ASML Holding, Europe's largest technology company, beat fourth-quarter earnings forecasts today and forecast a rise more than 25% in 2023 sales despite possible new curbs on its exports to China.

The maker of equipment to produce semiconductors has struggled to meet demand as top customers TSMC, Samsung and Intel are all engaged in major expansions.

It said its order backlog had grown to a record €40 billion at the end of the year.

Credit Suisse analysts said the earnings may be "taken negatively" by the market, given recent rallies in the company's share price, up 22% in January and up 55% from October lows.

"However, ASML's structural prospects remain unchanged," they said in a note.

CEO Peter Wennink said that although the economic outlook for 2023 is clouded by worries over the economy and growing semiconductor inventories, customers also see conditions improving toward the end of the year and China's economy recovering after the end of Covid-19 curbs.

"That means that the demand is still higher than what we can make," he said.

The numbers come a week after US President Joe Biden and Dutch Prime Minister Mark Rutte discussed possible new export restrictions on some of ASML's sales to customers in China due to security concerns.

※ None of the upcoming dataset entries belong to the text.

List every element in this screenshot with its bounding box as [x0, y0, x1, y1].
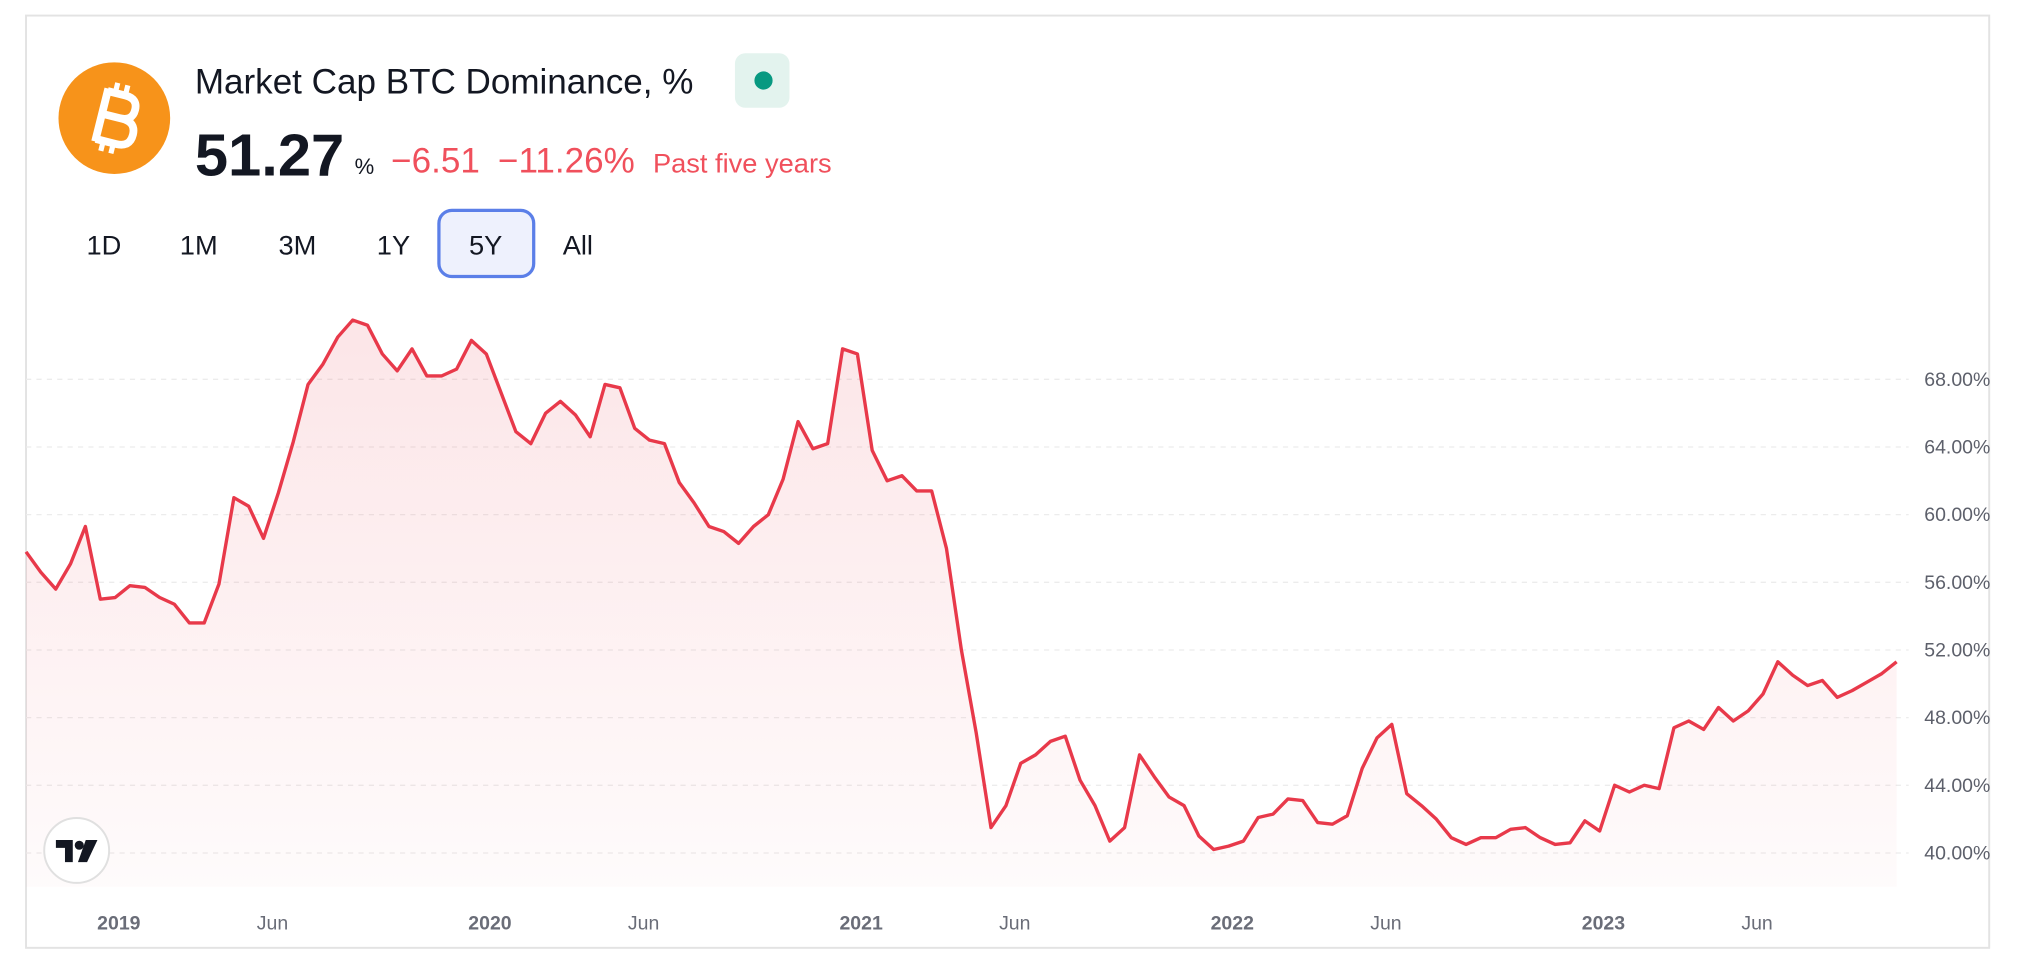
range-button[interactable]: 3M — [278, 229, 316, 260]
range-button[interactable]: 1D — [87, 229, 122, 260]
y-tick-label: 56.00% — [1924, 572, 1990, 594]
y-tick-label: 40.00% — [1924, 842, 1990, 864]
range-buttons: 1D 1M 3M 1Y 5Y All — [87, 208, 593, 279]
status-badge — [734, 53, 790, 108]
area — [26, 320, 1897, 887]
range-button[interactable]: All — [563, 229, 593, 260]
y-tick-label: 48.00% — [1924, 707, 1990, 729]
plot: 40.00% 44.00% 48.00% 52.00% 56.00% 60.00% 64.0… — [24, 318, 1990, 935]
x-tick-label: 2021 — [839, 913, 882, 935]
active-button-bg — [437, 208, 536, 279]
x-tick-label: 2022 — [1211, 913, 1254, 935]
x-tick-label: Jun — [257, 913, 288, 935]
range-button-label: All — [563, 229, 593, 260]
range-button-label: 1M — [180, 229, 218, 260]
title: Market Cap BTC Dominance, % — [195, 62, 694, 101]
x-tick-label: 2023 — [1582, 913, 1625, 935]
y-tick-label: 64.00% — [1924, 436, 1990, 458]
btc-logo — [58, 62, 171, 174]
line — [24, 318, 1898, 852]
x-tick-label: Jun — [628, 913, 659, 935]
range-button[interactable]: 1Y — [377, 229, 410, 260]
range-button-label: 3M — [278, 229, 316, 260]
price-unit: % — [355, 154, 375, 179]
tradingview-logo — [43, 817, 111, 884]
x-tick-label: Jun — [1370, 913, 1401, 935]
period: Past five years — [653, 148, 832, 179]
y-tick-label: 52.00% — [1924, 639, 1990, 661]
x-tick-label: Jun — [999, 913, 1030, 935]
range-button-label: 1Y — [377, 229, 410, 260]
x-tick-label: Jun — [1741, 913, 1772, 935]
x-tick-label: 2019 — [97, 913, 140, 935]
change: −6.51 — [391, 142, 480, 181]
change-percent: −11.26% — [498, 142, 635, 181]
range-button[interactable]: 5Y — [437, 208, 536, 279]
y-tick-label: 44.00% — [1924, 775, 1990, 797]
y-tick-label: 68.00% — [1924, 369, 1990, 391]
range-button[interactable]: 1M — [180, 229, 218, 260]
range-button-label: 5Y — [469, 229, 502, 260]
y-tick-label: 60.00% — [1924, 504, 1990, 526]
x-tick-label: 2020 — [468, 913, 511, 935]
price: 51.27 — [195, 121, 344, 188]
range-button-label: 1D — [87, 229, 122, 260]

Wennink currently said "nothing has changed" regarding ASML's exports to China despite the US imposing new export restrictions on its own companies in October.

China is the company's third-largest market after Taiwan and South Korea.

The Veldhoven, Netherlands-based firm reported fourth-quarter net profit of €1.82 billion, up from €1.77 billion a year earlier, on revenue of €6.43 billion.

That beat analyst forecasts for a net profit of €1.70 billion on sales of €6.38 billion, Refinitiv Eikon data showed.